Un autre enfant du groupe des plus jeunes lève le doigt et dit : « Moi, j’avais envie de dire ci… citron ». Il le dit en riant et les autres rient aussi. La maîtresse vérifie que ses élèves savent bien que « citron, c’est pour manger ». Un instant après, la maîtresse demande : « Qu’est-ce qu’ils emportent ? », en montrant une armoire que l’on sort de la maison. « Le couloir », répond l’enfant interrogé. C’est vrai que pour sortir l’armoire, il faut la passer par le couloir ; les deux mots ont donc été associés par un processus double, l’analogie de leur syllabe terminale et une proximité spatiale qui est fixée par l’image où l’on voit l’armoire dépasser le seuil de la maison, un des pompiers qui la porte étant déjà sur le trottoir, l’autre encore invisible à l’intérieur du couloir.

Une autre image murale représente un cirque.

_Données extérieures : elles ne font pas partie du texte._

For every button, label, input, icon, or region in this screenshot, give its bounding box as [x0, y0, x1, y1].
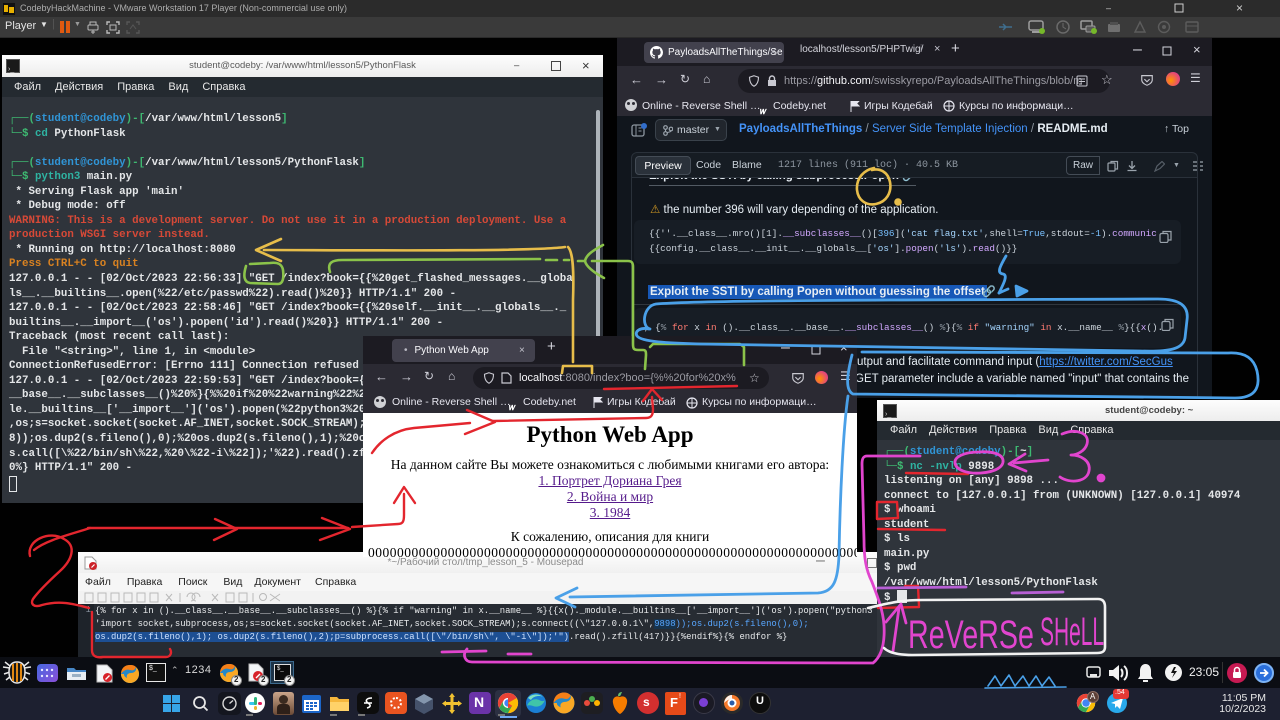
svg-text:SHeLL: SHeLL: [1040, 610, 1104, 654]
svg-text:ReVeRSe: ReVeRSe: [908, 613, 1034, 657]
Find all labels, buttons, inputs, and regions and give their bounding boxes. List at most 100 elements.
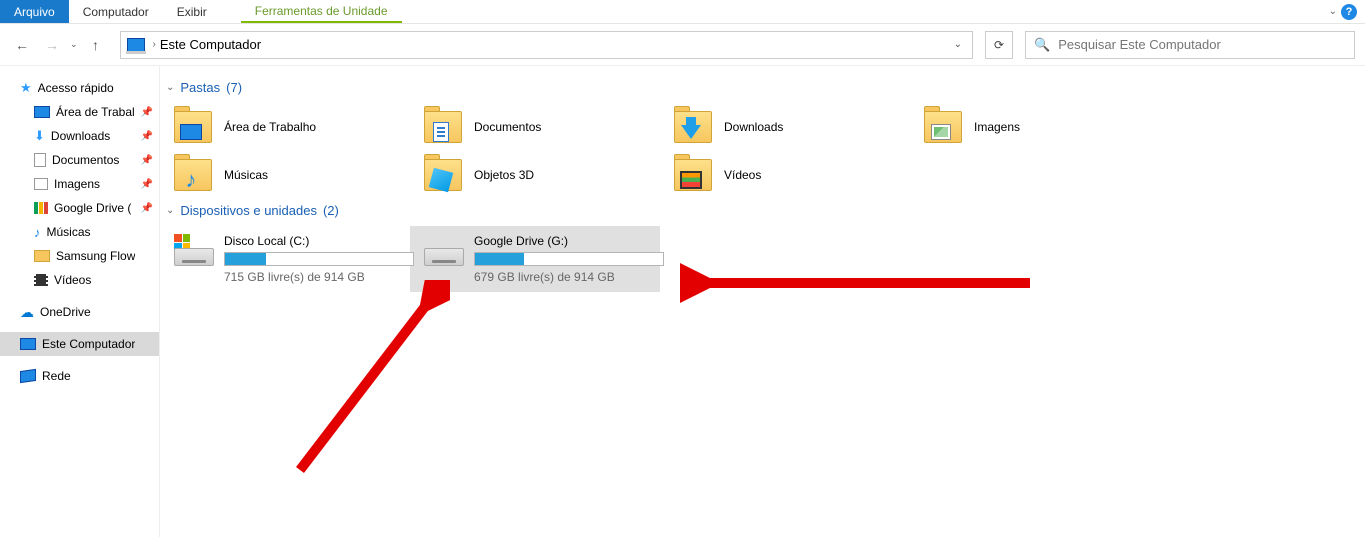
sidebar-item-videos[interactable]: Vídeos — [0, 268, 159, 292]
folder-label: Objetos 3D — [474, 168, 534, 182]
sidebar-label: Músicas — [47, 225, 91, 239]
sidebar: ★ Acesso rápido Área de Trabal 📌 ⬇ Downl… — [0, 66, 160, 537]
folder-icon — [174, 111, 212, 143]
sidebar-label: Acesso rápido — [38, 81, 114, 95]
content-pane: ⌄ Pastas (7) Área de Trabalho Documentos… — [160, 66, 1365, 537]
sidebar-label: OneDrive — [40, 305, 91, 319]
folder-3d-objects[interactable]: Objetos 3D — [410, 151, 660, 199]
breadcrumb-sep-icon: › — [153, 39, 156, 50]
main-area: ★ Acesso rápido Área de Trabal 📌 ⬇ Downl… — [0, 66, 1365, 537]
download-icon: ⬇ — [34, 128, 45, 144]
sidebar-item-documents[interactable]: Documentos 📌 — [0, 148, 159, 172]
chevron-down-icon: ⌄ — [166, 205, 174, 216]
sidebar-label: Rede — [42, 369, 71, 383]
pin-icon: 📌 — [141, 107, 153, 118]
folder-icon — [424, 111, 462, 143]
menu-exibir[interactable]: Exibir — [163, 0, 221, 23]
drive-name: Google Drive (G:) — [474, 234, 664, 248]
group-header-drives[interactable]: ⌄ Dispositivos e unidades (2) — [160, 199, 1355, 226]
computer-icon — [20, 338, 36, 350]
video-icon — [34, 274, 48, 286]
search-icon: 🔍 — [1034, 37, 1050, 53]
cloud-icon: ☁ — [20, 304, 34, 321]
folder-icon — [674, 111, 712, 143]
sidebar-item-this-pc[interactable]: Este Computador — [0, 332, 159, 356]
music-icon: ♪ — [34, 225, 41, 240]
folder-label: Vídeos — [724, 168, 761, 182]
sidebar-label: Imagens — [54, 177, 100, 191]
sidebar-item-downloads[interactable]: ⬇ Downloads 📌 — [0, 124, 159, 148]
drive-free-space: 679 GB livre(s) de 914 GB — [474, 270, 664, 284]
drives-grid: Disco Local (C:) 715 GB livre(s) de 914 … — [160, 226, 1355, 292]
sidebar-label: Vídeos — [54, 273, 91, 287]
ribbon-expand-icon[interactable]: ⌄ — [1329, 6, 1337, 17]
folder-icon — [424, 159, 462, 191]
star-icon: ★ — [20, 80, 32, 96]
drive-usage-bar — [474, 252, 664, 266]
sidebar-label: Downloads — [51, 129, 110, 143]
pin-icon: 📌 — [141, 179, 153, 190]
folders-grid: Área de Trabalho Documentos Downloads Im… — [160, 103, 1355, 199]
folder-downloads[interactable]: Downloads — [660, 103, 910, 151]
sidebar-item-onedrive[interactable]: ☁ OneDrive — [0, 300, 159, 324]
drive-usage-bar — [224, 252, 414, 266]
menu-arquivo[interactable]: Arquivo — [0, 0, 69, 23]
help-icon[interactable]: ? — [1341, 4, 1357, 20]
group-header-folders[interactable]: ⌄ Pastas (7) — [160, 76, 1355, 103]
sidebar-item-images[interactable]: Imagens 📌 — [0, 172, 159, 196]
folder-icon: ♪ — [174, 159, 212, 191]
folder-label: Downloads — [724, 120, 783, 134]
sidebar-item-desktop[interactable]: Área de Trabal 📌 — [0, 100, 159, 124]
folder-videos[interactable]: Vídeos — [660, 151, 910, 199]
folder-icon — [34, 250, 50, 262]
drive-icon — [424, 234, 464, 266]
address-dropdown-icon[interactable]: ⌄ — [950, 39, 966, 50]
folder-label: Imagens — [974, 120, 1020, 134]
search-box[interactable]: 🔍 — [1025, 31, 1355, 59]
google-drive-icon — [34, 202, 48, 214]
folder-images[interactable]: Imagens — [910, 103, 1160, 151]
drive-name: Disco Local (C:) — [224, 234, 414, 248]
drive-google-g[interactable]: Google Drive (G:) 679 GB livre(s) de 914… — [410, 226, 660, 292]
folder-documents[interactable]: Documentos — [410, 103, 660, 151]
pin-icon: 📌 — [141, 131, 153, 142]
drive-local-c[interactable]: Disco Local (C:) 715 GB livre(s) de 914 … — [160, 226, 410, 292]
folder-icon — [924, 111, 962, 143]
group-label: Dispositivos e unidades — [180, 203, 317, 218]
address-bar[interactable]: › Este Computador ⌄ — [120, 31, 973, 59]
recent-locations-icon[interactable]: ⌄ — [70, 39, 78, 50]
sidebar-item-google-drive[interactable]: Google Drive ( 📌 — [0, 196, 159, 220]
search-input[interactable] — [1058, 37, 1346, 52]
back-button[interactable]: ← — [10, 33, 34, 57]
menu-bar: Arquivo Computador Exibir Ferramentas de… — [0, 0, 1365, 24]
refresh-button[interactable]: ⟳ — [985, 31, 1013, 59]
pin-icon: 📌 — [141, 155, 153, 166]
folder-music[interactable]: ♪ Músicas — [160, 151, 410, 199]
desktop-icon — [34, 106, 50, 118]
network-icon — [20, 369, 36, 383]
group-label: Pastas — [180, 80, 220, 95]
sidebar-item-quick-access[interactable]: ★ Acesso rápido — [0, 76, 159, 100]
sidebar-item-samsung-flow[interactable]: Samsung Flow — [0, 244, 159, 268]
forward-button[interactable]: → — [40, 33, 64, 57]
sidebar-item-network[interactable]: Rede — [0, 364, 159, 388]
document-icon — [34, 153, 46, 167]
up-button[interactable]: ↑ — [84, 33, 108, 57]
sidebar-label: Este Computador — [42, 337, 135, 351]
sidebar-item-music[interactable]: ♪ Músicas — [0, 220, 159, 244]
folder-desktop[interactable]: Área de Trabalho — [160, 103, 410, 151]
folder-label: Músicas — [224, 168, 268, 182]
image-icon — [34, 178, 48, 190]
menu-ferramentas-unidade[interactable]: Ferramentas de Unidade — [241, 0, 402, 23]
chevron-down-icon: ⌄ — [166, 82, 174, 93]
sidebar-label: Google Drive ( — [54, 201, 131, 215]
sidebar-label: Samsung Flow — [56, 249, 135, 263]
sidebar-label: Área de Trabal — [56, 105, 135, 119]
sidebar-label: Documentos — [52, 153, 119, 167]
group-count: (7) — [226, 80, 242, 95]
folder-label: Documentos — [474, 120, 541, 134]
nav-bar: ← → ⌄ ↑ › Este Computador ⌄ ⟳ 🔍 — [0, 24, 1365, 66]
menu-computador[interactable]: Computador — [69, 0, 163, 23]
breadcrumb-location[interactable]: Este Computador — [160, 37, 261, 52]
drive-free-space: 715 GB livre(s) de 914 GB — [224, 270, 414, 284]
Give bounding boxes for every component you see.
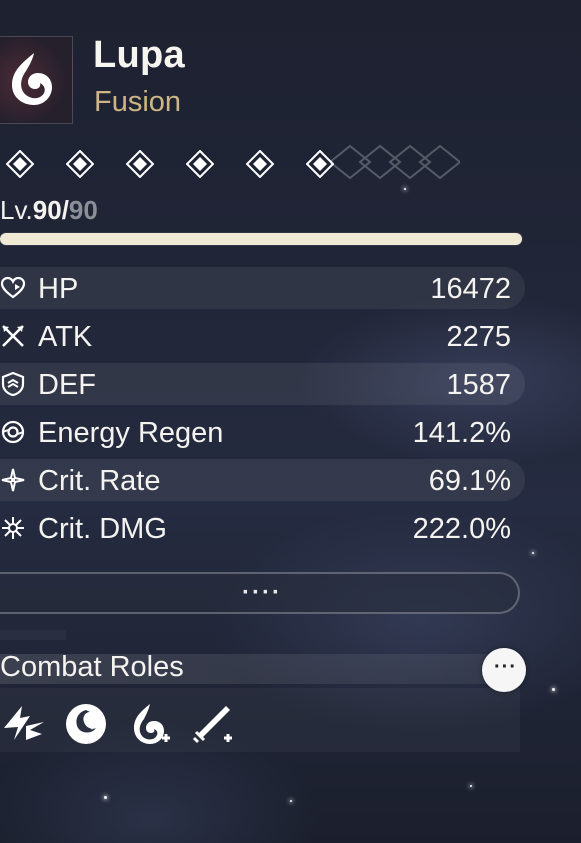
star-decoration xyxy=(104,796,107,799)
stats-list: HP 16472 ATK 2275 DEF 1587 Energy Regen … xyxy=(0,265,525,553)
combat-roles-title: Combat Roles xyxy=(0,651,184,683)
stat-row-hp: HP 16472 xyxy=(0,265,525,313)
stat-label: Crit. Rate xyxy=(38,465,161,497)
more-stats-button[interactable]: ···· xyxy=(0,572,520,614)
character-element: Fusion xyxy=(94,86,182,118)
level-progress-fill xyxy=(0,233,522,245)
character-name: Lupa xyxy=(93,34,185,76)
stat-label: HP xyxy=(38,273,79,305)
level-display: Lv.90/90 xyxy=(0,195,98,226)
stat-value: 222.0% xyxy=(412,513,511,545)
level-progress-bar xyxy=(0,233,522,245)
diamond-node-icon[interactable] xyxy=(6,150,34,178)
diamond-node-icon[interactable] xyxy=(246,150,274,178)
stat-row-crit-rate: Crit. Rate 69.1% xyxy=(0,457,525,505)
heart-icon xyxy=(0,276,26,299)
stat-label: ATK xyxy=(38,321,93,353)
diamond-node-icon[interactable] xyxy=(66,150,94,178)
chain-decoration-icon xyxy=(330,144,460,180)
stat-value: 2275 xyxy=(446,321,511,353)
stat-row-def: DEF 1587 xyxy=(0,361,525,409)
stat-row-energy-regen: Energy Regen 141.2% xyxy=(0,409,525,457)
crit-rate-icon xyxy=(1,468,25,492)
stat-value: 1587 xyxy=(446,369,511,401)
divider xyxy=(0,630,66,640)
crit-dmg-icon xyxy=(2,517,24,539)
combat-roles-info-button[interactable]: ··· xyxy=(482,648,526,692)
stat-label: Energy Regen xyxy=(38,417,224,449)
stat-value: 16472 xyxy=(430,273,511,305)
stat-row-atk: ATK 2275 xyxy=(0,313,525,361)
lightning-strike-icon[interactable] xyxy=(0,700,48,748)
star-decoration xyxy=(404,188,406,190)
energy-regen-icon xyxy=(1,420,25,444)
level-current: 90 xyxy=(32,195,62,225)
star-decoration xyxy=(532,552,534,554)
shield-icon xyxy=(1,371,25,397)
more-dots-icon: ···· xyxy=(242,579,282,606)
diamond-node-icon[interactable] xyxy=(126,150,154,178)
fusion-plus-icon[interactable] xyxy=(126,700,174,748)
stat-row-crit-dmg: Crit. DMG 222.0% xyxy=(0,505,525,553)
star-decoration xyxy=(552,688,555,691)
diamond-node-icon[interactable] xyxy=(186,150,214,178)
stat-label: DEF xyxy=(38,369,96,401)
sword-plus-icon[interactable] xyxy=(188,700,236,748)
crossed-swords-icon xyxy=(2,325,24,347)
stat-value: 69.1% xyxy=(428,465,511,497)
resonance-chain xyxy=(6,146,366,184)
element-emblem xyxy=(0,36,73,124)
level-separator: / xyxy=(61,195,69,225)
star-decoration xyxy=(470,785,472,787)
more-dots-icon: ··· xyxy=(494,656,517,678)
swirl-orb-icon[interactable] xyxy=(62,700,110,748)
stat-value: 141.2% xyxy=(412,417,511,449)
fusion-flame-icon xyxy=(12,53,52,105)
stat-label: Crit. DMG xyxy=(38,513,167,545)
level-prefix: Lv. xyxy=(0,195,33,225)
level-max: 90 xyxy=(68,195,98,225)
star-decoration xyxy=(290,800,292,802)
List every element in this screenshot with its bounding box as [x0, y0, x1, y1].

— Maîtresse : « Que vois-tu encore ? »
— Élève : « Un morse. »
— Maîtresse : « Et quand ils n’ont pas de dents ? » (la bonne réponse est un « phoque », la distinction entre le morse et le phoque ayant été faite à la leçon précédente à partir du fait que le morse a de « longues dents qu’on voit et pas le phoque »).
— Élève : « Un morso » [morso].
— Maîtresse : « Quoi ? » (effarée)
— Élève : « Un petit morse, un morso ». (Il y a effectivement sur l’image un petit morse à côté du grand… un morceau de la mère ?)7.

Sur cette même image, on voit les spectateurs assis sur des gradins disposés autour de la piste. La maîtresse demande :

— « Où sont-ils assis ? »
— « Sur des tabourets », répondent les enfants.
— Maîtresse : « Où sont les tabourets ? »
— Élève : « Sur des escaliers. »
— Maîtresse : « Ces escaliers s’appellent des gra, des gra… ? »
— Élève : « des crapo », répond un petit, alors que quelques grands s’esclaffent et trouvent tout de suite la réponse « gradins ».

L’association crapaud-gradin s’est faite ici à partir de l’analogie de la première syllabe ([kra] et [gra] ne sont pas distingués), les deux termes étant certainement restés aussi mystérieux l’un que l’autre pour cet enfant.

Ces exemples éclairent un aspect traditionnellement ignoré de l’acquisition de la seconde langue : même quand elle est enseignée de manière analytique comme dans le cas présent — le lexique est enseigné unité par unité, même quand l’enfant n’en connaît encore que peu d’unités —, la langue fonctionne comme un système. Traditionnellement, l’école corrige comme faute toute réponse qui s’écarte de la réponse attendue. Les institutrices dont nous avons observé les classes estiment elles aussi leur propre travail à la densité des « fautes », c’est-à-dire des réponses inadéquates faites par les élèves.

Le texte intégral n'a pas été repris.